Neuroevolution-Based Inverse Reinforcement Learning

Karan Budhraja and Tim Oates

University of Maryland, Baltimore County, United States of America University of Maryland, Baltimore County, United States of America

The problem of Learning from Demonstration is targeted at learning to perform tasks based on observed examples. One approach to Learning from Demonstration is Inverse Reinforcement Learning, in which actions are observed to infer rewards. This work combines a feature-based state evaluation approach to Inverse Reinforcement Learning with neuroevolution, a paradigm for modifying neural networks based on their performance on a given task. Neural networks are used to learn from a demonstrated expert policy and are evolved to generate a policy similar to the demonstration. The algorithm is discussed and evaluated against competitive feature-based Inverse Reinforcement Learning approaches. At the cost of execution time, neural networks allow for non-linear combinations of features in state evaluations. This results in better correspondence to observed examples as opposed to using linear combinations. This work also extends existing work on Bayesian Non-Parametric Feature construction for Inverse Reinforcement Learning by using non-linear combinations of intermediate data to improve performance.
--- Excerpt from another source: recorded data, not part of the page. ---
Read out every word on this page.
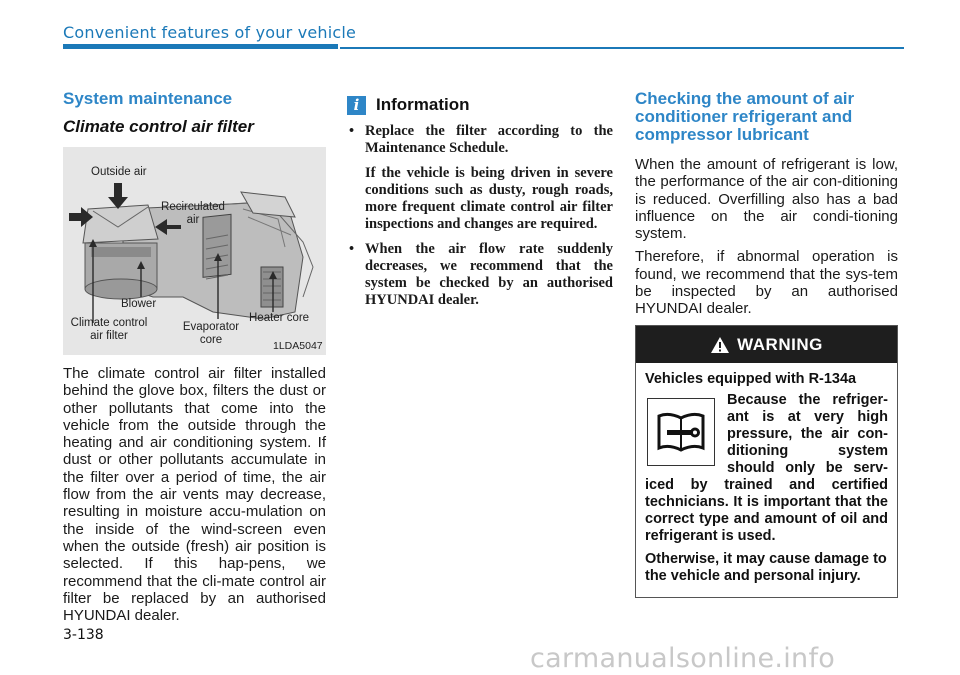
Convenient features of your vehicle
System maintenance
Climate control air filter
Outside air
Recirculated air
Blower
Climate control air filter
Evaporator core
Heater core
1LDA5047

The climate control air filter installed behind the glove box, filters the dust or other pollutants that come into the vehicle from the outside through the heating and air conditioning system. If dust or other pollutants accumulate in the filter over a period of time, the air flow from the air vents may decrease, resulting in moisture accu-mulation on the inside of the wind-screen even when the outside (fresh) air position is selected. If this hap-pens, we recommend that the cli-mate control air filter be replaced by an authorised HYUNDAI dealer.

i Information
• Replace the filter according to the Maintenance Schedule.

If the vehicle is being driven in severe conditions such as dusty, rough roads, more frequent climate control air filter inspections and changes are required.

• When the air flow rate suddenly decreases, we recommend that the system be checked by an authorised HYUNDAI dealer.

Checking the amount of air conditioner refrigerant and compressor lubricant

When the amount of refrigerant is low, the performance of the air con-ditioning is reduced. Overfilling also has a bad influence on the air condi-tioning system.

Therefore, if abnormal operation is found, we recommend that the sys-tem be inspected by an authorised HYUNDAI dealer.

WARNING

Vehicles equipped with R-134a

Because the refriger-ant is at very high pressure, the air con-ditioning system should only be serv-iced by trained and certified technicians. It is important that the correct type and amount of oil and refrigerant is used.

Otherwise, it may cause damage to the vehicle and personal injury.

3-138
carmanualsonline.info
The algorithm is observed to be specifically suitable for a linearly solvable non-deterministic Markov Decision Processes in which multiple rewards are sparsely scattered in state space. This translates to real-world control problems such as those in robotics and automation (e.g. the robust output tracking problem or controlling an n-joint arm), where the underlying equations can be made linear. A conclusive performance hierarchy between evaluated algorithms is presented.